Savaş ilk başladığında biraz daha durumu iyi olanlar gelip İstanbul’a Konya’ya yerleşmiş, iş sahibi olmuşlar. İnsanlar onların vergi vermediğini düşünüyorlar. Gerçekte ise Türklerden alınan vergi kadar onlardan da vergi alınıyor. Eğer geçici kimliği yoksa bir Türk aile adına açıyor iş yerini. Başkası adına açınca hem vergi veriyor, hem de adına dükkan açtığı kişiye ödeme yapıyor. Vergi tabelasında başkasının adı olduğu için Suriyeliler vergi vermiyor diyorlar.
İnsanlar sanki her durumdan mülteciler aleyhine bir sonuç çıkartıyorlar.
Kesinlikle. Bir de araştırmadan, duydukları boş laflara yöneliyor.
Türkiye’ye gelen insanları ayırt edemediler, en ahlaklısı da en ahlaksızı da, iyisi de kötüsü de geldi. Sınırdan can havliyle geçtiler, biz de hepsini kabul ettik. Şehrin merkezinde haşarılık yapan bir çocuğu görüyor, bir kavgaya şahit oluyor. Büyük bir ön yargı geliştiriyor.
Evlerde o kadar çok konuşuyorlar ki ilkokula giden çocuklar, okul kapısında bekleyip okuldan çıkan Suriyeli sınıf arkadaşlarını dövüyorlar. Geçen sene Telafer mahallesinde çocukları dövmesinler diye okul kapısında polis bekledi. Bu nedir: Evdekilerin durmadan konuşarak küçücük çocukları kinle doldurması.
Bu Çocuklar Kötü Birinin Eline Geçse Neler Olur?
Mülteci ailelerinin yanınızda, içindesiniz. Maddi kısımları tahmin edebiliyorum, manevi olarak ne gibi sorunlar içindeler?
Onlar savaşın içinden geldiler, psikolojik, manevi olarak desteğe ihtiyaç duyuyorlar. Suriyeli hanımlarımız çok genç yaşta dul kaldılar. Halkımız bunu istismar etmeye çalıştı, çalışıyor.
Ziyaretlere gidiyoruz, zehir gibi çocuklar görüyorum amma temizlikten yoksun, fakirlik içinde ve okula gitmiyor. Bu çocuklar kötü birinin eline geçerse ne olacak diye düşünüyorsunuz ister istemez.
Sizin bu konuda da çalışmalarınız oluyor galiba.
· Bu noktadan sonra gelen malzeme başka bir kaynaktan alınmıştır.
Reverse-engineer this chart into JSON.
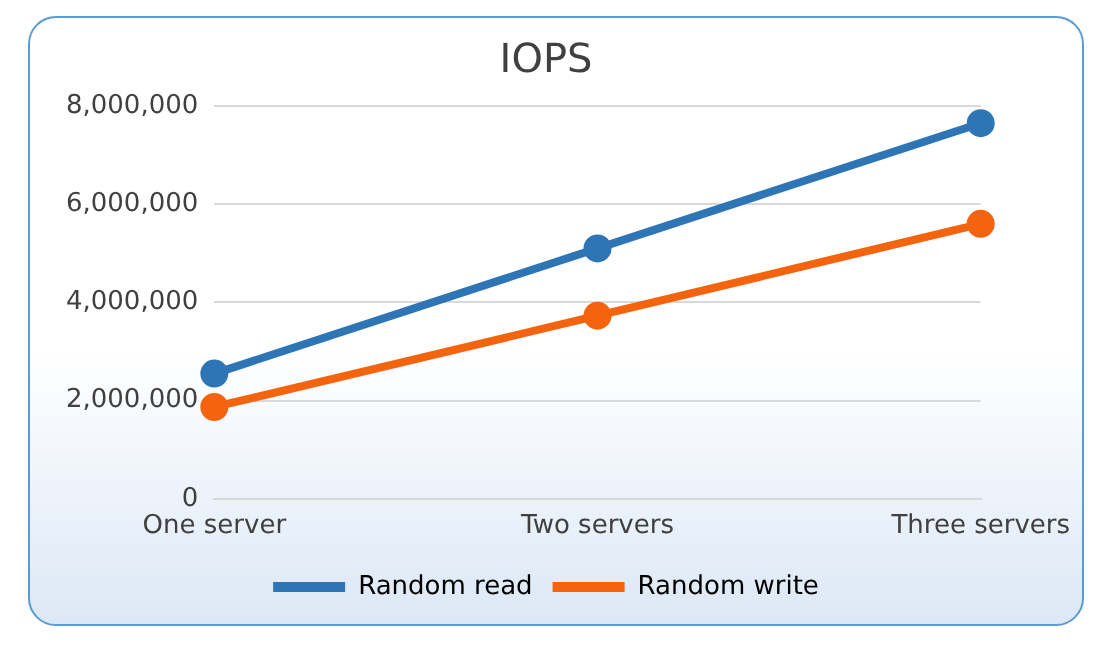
{
  "chart_data": {
    "type": "line",
    "title": "IOPS",
    "categories": [
      "One server",
      "Two servers",
      "Three servers"
    ],
    "series": [
      {
        "name": "Random read",
        "color": "#2e75b6",
        "values": [
          2550000,
          5100000,
          7650000
        ]
      },
      {
        "name": "Random write",
        "color": "#f4630e",
        "values": [
          1870000,
          3730000,
          5600000
        ]
      }
    ],
    "ylim": [
      0,
      8000000
    ],
    "yticks": [
      {
        "value": 0,
        "label": "0"
      },
      {
        "value": 2000000,
        "label": "2,000,000"
      },
      {
        "value": 4000000,
        "label": "4,000,000"
      },
      {
        "value": 6000000,
        "label": "6,000,000"
      },
      {
        "value": 8000000,
        "label": "8,000,000"
      }
    ],
    "grid": "y",
    "legend": "bottom",
    "marker": "circle",
    "line_style": "solid"
  }
}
Evet, son dönemlerde çocuklarla ilgili ümit doluyum. Geçtiğimiz sene bir beyefendi mülteci çocukların eğitimi için binasının kullanım hakkını bize bağışladı. Şu anda orada 110 yetim çocuğumuz eğitim görüyor. Türkçe, İlmihal, Kur’an-ı Kerim, Değerler-Temizlik eğitimi veriyoruz. Bir çocuğun problemi varsa, bakıyoruz. Bu çocuklar, savaşın çocukları, psikolojileri bozuk. Gidip aileleri ziyaret ediyoruz.
Bu aile ziyaretlerinde şaşırtıcı durumlar da yaşanıyordur.
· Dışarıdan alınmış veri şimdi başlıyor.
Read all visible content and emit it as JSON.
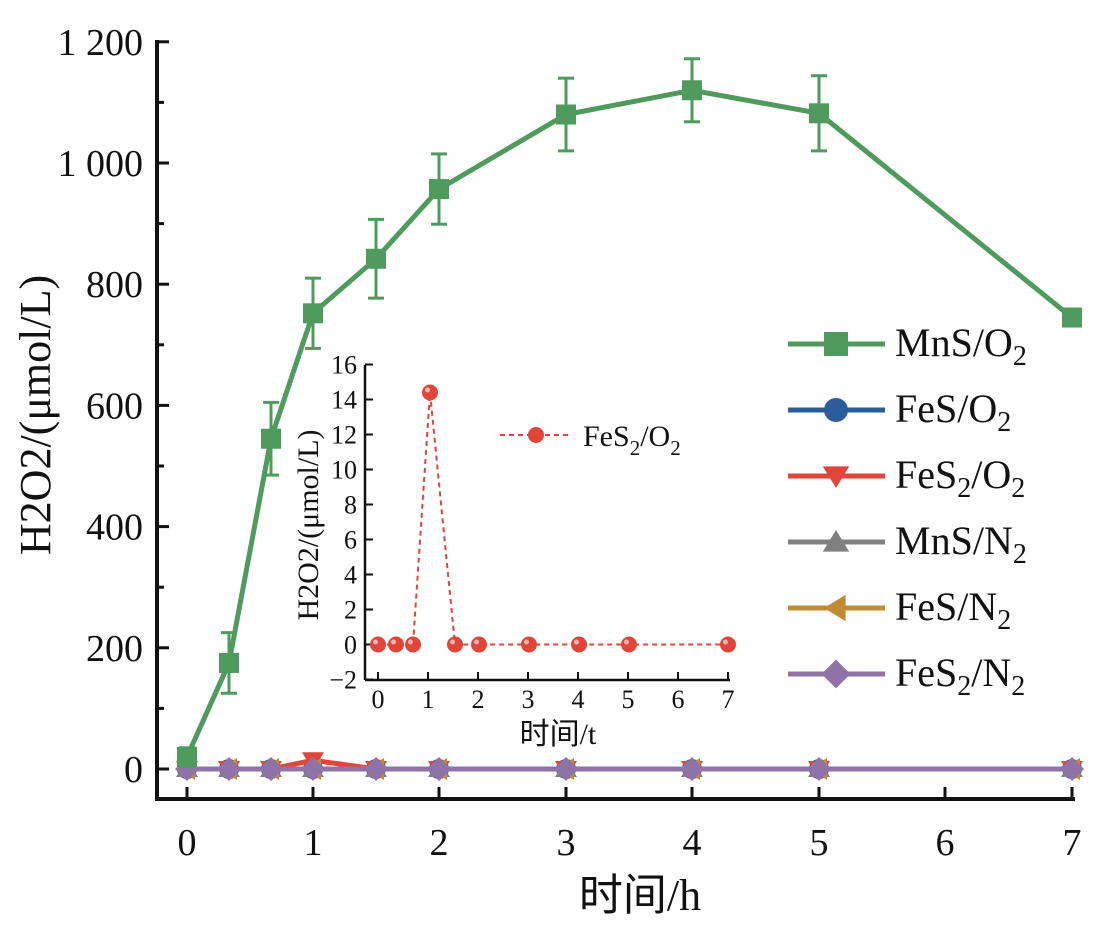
{
  "chart_data": [
    {
      "type": "line",
      "title": "",
      "xlabel": "时间/h",
      "ylabel": "H2O2/(μmol/L)",
      "xlim": [
        -0.25,
        7.0
      ],
      "ylim": [
        -50,
        1200
      ],
      "x_ticks": [
        0,
        1,
        2,
        3,
        4,
        5,
        6,
        7
      ],
      "x_tick_labels": [
        "0",
        "1",
        "2",
        "3",
        "4",
        "5",
        "6",
        "7"
      ],
      "y_ticks": [
        0,
        200,
        400,
        600,
        800,
        1000,
        1200
      ],
      "y_tick_labels": [
        "0",
        "200",
        "400",
        "600",
        "800",
        "1 000",
        "1 200"
      ],
      "legend_position": "right",
      "grid": false,
      "x": [
        0,
        0.33,
        0.67,
        1,
        1.5,
        2,
        3,
        4,
        5,
        7
      ],
      "series": [
        {
          "name": "MnS/O2",
          "label_main": "MnS/O",
          "sub1": "2",
          "label_mid": "",
          "sub2": "",
          "color": "#4f9a5d",
          "marker": "square",
          "values": [
            20,
            175,
            545,
            752,
            842,
            957,
            1080,
            1120,
            1082,
            745
          ],
          "error": [
            15,
            50,
            60,
            58,
            65,
            58,
            60,
            52,
            62,
            12
          ]
        },
        {
          "name": "FeS/O2",
          "label_main": "FeS/O",
          "sub1": "2",
          "label_mid": "",
          "sub2": "",
          "color": "#2b5d9c",
          "marker": "circle",
          "values": [
            0,
            0,
            0,
            0,
            0,
            0,
            0,
            0,
            0,
            0
          ]
        },
        {
          "name": "FeS2/O2",
          "label_main": "FeS",
          "sub1": "2",
          "label_mid": "/O",
          "sub2": "2",
          "color": "#e0453a",
          "marker": "triangle-down",
          "values": [
            0,
            0,
            0,
            14.4,
            0,
            0,
            0,
            0,
            0,
            0
          ]
        },
        {
          "name": "MnS/N2",
          "label_main": "MnS/N",
          "sub1": "2",
          "label_mid": "",
          "sub2": "",
          "color": "#808080",
          "marker": "triangle-up",
          "values": [
            0,
            0,
            0,
            0,
            0,
            0,
            0,
            0,
            0,
            0
          ]
        },
        {
          "name": "FeS/N2",
          "label_main": "FeS/N",
          "sub1": "2",
          "label_mid": "",
          "sub2": "",
          "color": "#c08b35",
          "marker": "triangle-left",
          "values": [
            0,
            0,
            0,
            0,
            0,
            0,
            0,
            0,
            0,
            0
          ]
        },
        {
          "name": "FeS2/N2",
          "label_main": "FeS",
          "sub1": "2",
          "label_mid": "/N",
          "sub2": "2",
          "color": "#8f73a8",
          "marker": "diamond",
          "values": [
            0,
            0,
            0,
            0,
            0,
            0,
            0,
            0,
            0,
            0
          ]
        }
      ]
    },
    {
      "type": "line",
      "title": "",
      "xlabel": "时间/t",
      "ylabel": "H2O2/(μmol/L)",
      "xlim": [
        -0.1,
        7.0
      ],
      "ylim": [
        -2,
        16
      ],
      "x_ticks": [
        0,
        1,
        2,
        3,
        4,
        5,
        6,
        7
      ],
      "y_ticks": [
        -2,
        0,
        2,
        4,
        6,
        8,
        10,
        12,
        14,
        16
      ],
      "legend_position": "top-right",
      "grid": false,
      "x": [
        0,
        0.33,
        0.67,
        1,
        1.5,
        2,
        3,
        4,
        5,
        7
      ],
      "series": [
        {
          "name": "FeS2/O2",
          "label_main": "FeS",
          "sub1": "2",
          "label_mid": "/O",
          "sub2": "2",
          "color": "#e0453a",
          "marker": "circle",
          "line_style": "dashed",
          "values": [
            0,
            0,
            0,
            14.4,
            0,
            0,
            0,
            0,
            0,
            0
          ]
        }
      ]
    }
  ]
}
Mesela bir çocuğumuz var, çok zeki. Fakat öğretmenlerini çok yordu, sınıfta hiç ders yaptırmıyor. Arkadaşlarımız ailesini ziyarete gittiler. Çocuk, evde aile reisi; bakkala o gidiyor, kardeşlerine o bakıyor. Sürekli ağlayan bir annesi var; eşini, yakınlarını kaybetmiş. Anne evladının kavgacı olabileceğine inanmıyor. Evde aile reisi, çocuk olamıyor. Kreşe gelince de çocuk oluyor işte.
İnsan Olmayı Öğrendim
Siz çocukları eğitmenin derdine düşmüşsünüz, hayat ve içinde bulunduğunuz faaliyetler de isteyerek ya da istemeden sizi eğitiyor olmalı. Ne öğrendiniz bu çalışmalardan?
İnsan olmayı, hayata sahip çıkmayı öğrendim. Başımıza gelen sıkıntılara katlanmamız gerektiğini öğrendim. Şunu görüyorum; Allah yardım ediyor.
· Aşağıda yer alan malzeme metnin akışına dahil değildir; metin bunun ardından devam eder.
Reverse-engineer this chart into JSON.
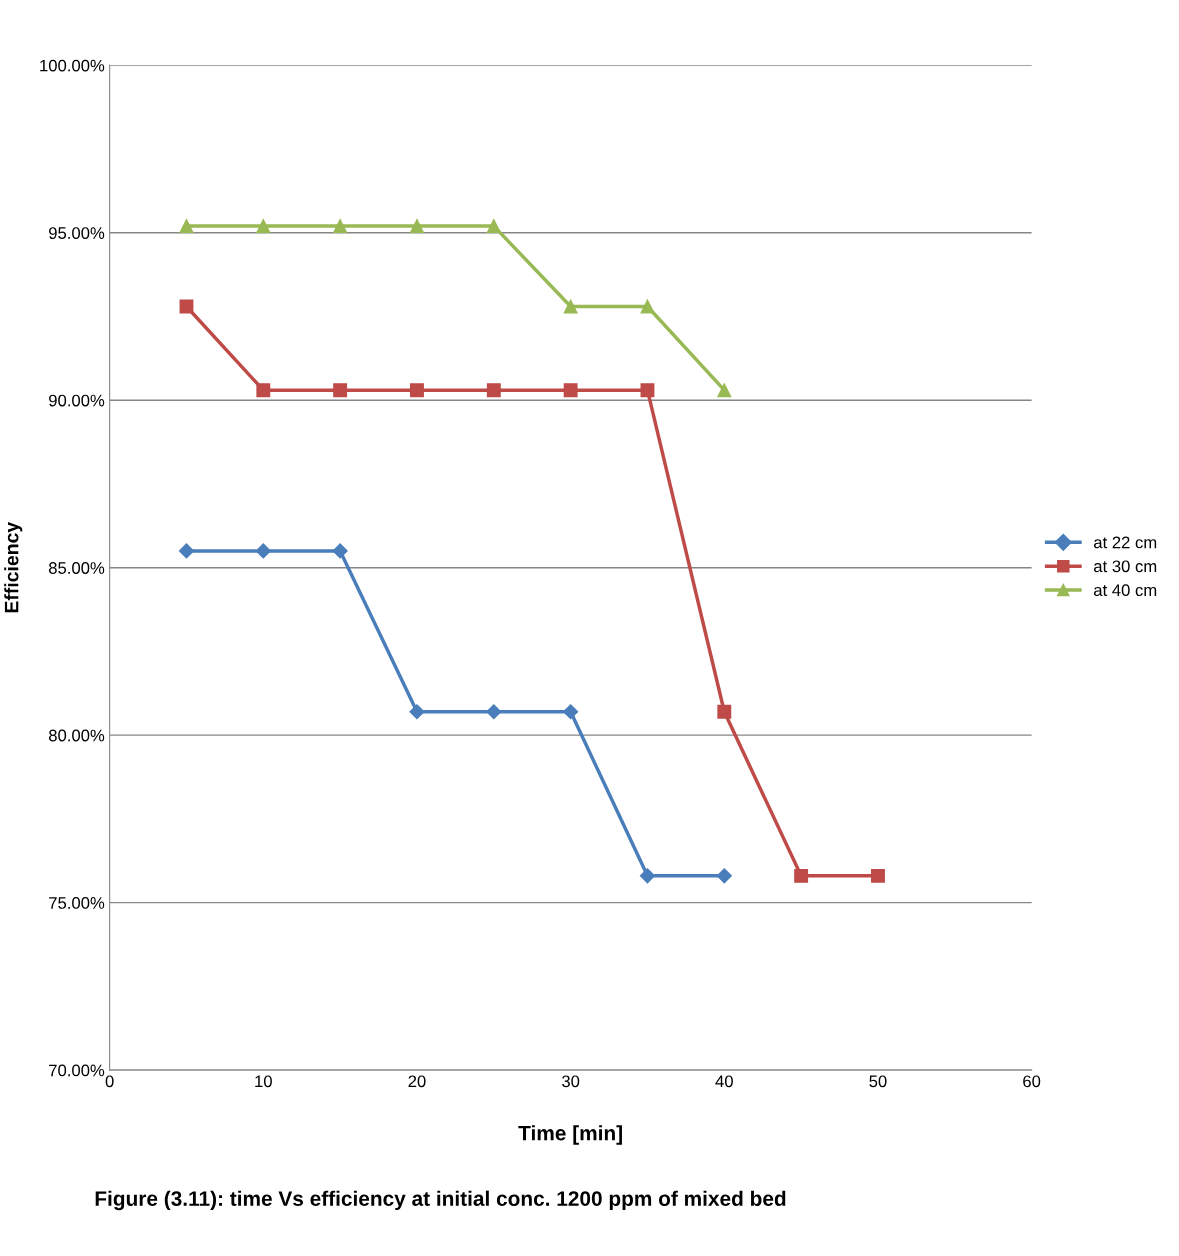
{
  "chart_data": {
    "type": "line",
    "xlabel": "Time [min]",
    "ylabel": "Efficiency",
    "annotations": [
      "Figure (3.11): time Vs efficiency at initial conc. 1200 ppm of mixed bed"
    ],
    "xlim": [
      0,
      60
    ],
    "xticks": [
      0,
      10,
      20,
      30,
      40,
      50,
      60
    ],
    "ylim": [
      70,
      100
    ],
    "yticks": [
      {
        "value": 70,
        "label": "70.00%"
      },
      {
        "value": 75,
        "label": "75.00%"
      },
      {
        "value": 80,
        "label": "80.00%"
      },
      {
        "value": 85,
        "label": "85.00%"
      },
      {
        "value": 90,
        "label": "90.00%"
      },
      {
        "value": 95,
        "label": "95.00%"
      },
      {
        "value": 100,
        "label": "100.00%"
      }
    ],
    "grid": "y",
    "legend": "right",
    "line_style": "solid",
    "series": [
      {
        "name": "at 22 cm",
        "color": "#4a7ebb",
        "marker": "diamond",
        "x": [
          5,
          10,
          15,
          20,
          25,
          30,
          35,
          40
        ],
        "values": [
          85.5,
          85.5,
          85.5,
          80.7,
          80.7,
          80.7,
          75.8,
          75.8
        ]
      },
      {
        "name": "at 30 cm",
        "color": "#be4b48",
        "marker": "square",
        "x": [
          5,
          10,
          15,
          20,
          25,
          30,
          35,
          40,
          45,
          50
        ],
        "values": [
          92.8,
          90.3,
          90.3,
          90.3,
          90.3,
          90.3,
          90.3,
          80.7,
          75.8,
          75.8
        ]
      },
      {
        "name": "at 40 cm",
        "color": "#98b954",
        "marker": "triangle",
        "x": [
          5,
          10,
          15,
          20,
          25,
          30,
          35,
          40
        ],
        "values": [
          95.2,
          95.2,
          95.2,
          95.2,
          95.2,
          92.8,
          92.8,
          90.3
        ]
      }
    ]
  }
}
Bazen utanıyorum… Kendi kendime Allah’tan utanıyorum. Kendi aile yaşantımda, etrafımda düzelmeyecek dediğim işlerin düzeldiğini görünce daha çok utanıyorum. Geçen bir yerde konuşurken, şükretmekten yerlere yatasım geliyor dedim, artık böyle bir tabir kullanayım size. Çünkü Allah hak etmediğin güzellikleri veriyor. Şunu biliyorum, sen başkalarına yardım edince Allah sana umduğundan fazla yardım ediyor.
Tecrübelerinizden yola çıkara bizlere neler tavsiye edersiniz?
Yapmaktan, vermekten vazgeçmemeli, insan olmalıyız diyorum; merhamet ayrı bir şey, merhamet yoksa yapacağımız hiçbir şey yok.